Understanding Biblical People, Places, and Controversies through Archaeology
Lanham, MD: Rowman & Littlefield, 2009, 352 pp.
$44.95 (hardcover), $18.95 (paperback)
Reviewed by Eric H. Cline
Two words: caveat emptor. In the introduction to this book, modestly titled “A Crash Course in Biblical Archaeology,” one finds 46 pages of rambling text but not even the bare rudiments of a crash course in Biblical archaeology.

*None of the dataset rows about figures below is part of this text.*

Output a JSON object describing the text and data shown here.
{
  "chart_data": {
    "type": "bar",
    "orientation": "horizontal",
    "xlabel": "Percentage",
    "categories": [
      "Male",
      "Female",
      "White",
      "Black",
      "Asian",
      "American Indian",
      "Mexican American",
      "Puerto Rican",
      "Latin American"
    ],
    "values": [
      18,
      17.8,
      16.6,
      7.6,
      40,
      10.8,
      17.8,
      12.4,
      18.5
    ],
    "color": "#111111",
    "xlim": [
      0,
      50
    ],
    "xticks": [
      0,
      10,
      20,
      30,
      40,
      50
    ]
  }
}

Instead, there is a stream-of consciousness mishmash that lurches from an initial 26-page discussion of the Bible, its redaction and the Documentary Hypothesis, with a twopage aside on the minimalist-maximalist debate, to a nine-page discussion of possible forgeries, including stories of George Washington and some lady who thought she had a Dead Sea Scroll in her sock drawer, then back again for another four pages on minimalists and maximalists, and a final six pages titled “The Three Roles of Archaeology in the Study of the Bible” but which have nothing to do with archaeology and everything to do with Freund discussing the Zohar, plus a paper that he presented in Rome in the early 1990s, and, for some reason, baby Moses in a basket of bulrushes.
There is a lot of writing on these 46 pages, but nobody reading them will come away with any more knowledge about how to conduct Biblical archaeology than they had before they began. The same holds true for the bloated first-person narrative in the rest of the volume, which seems to include just about every waking thought that Freund has ever had about archaeology, religion and the Bible. While readers may not actually learn anything useful about digging through the Bible, they will learn a lot about Freund, his life, his thoughts, the “personal and intellectual connection to Qumran” that he apparently feels, his meeting with the Pope, every single TV documentary he has ever been in, etc., etc., etc. Who knew that Rowman & Littlefield had turned into a vanity press?
Eric H. Cline is the chair of the department of classical and Semitic languages and literature at The George Washington University, associate director of the Megiddo expedition and codirector of the Tel Kabri Project.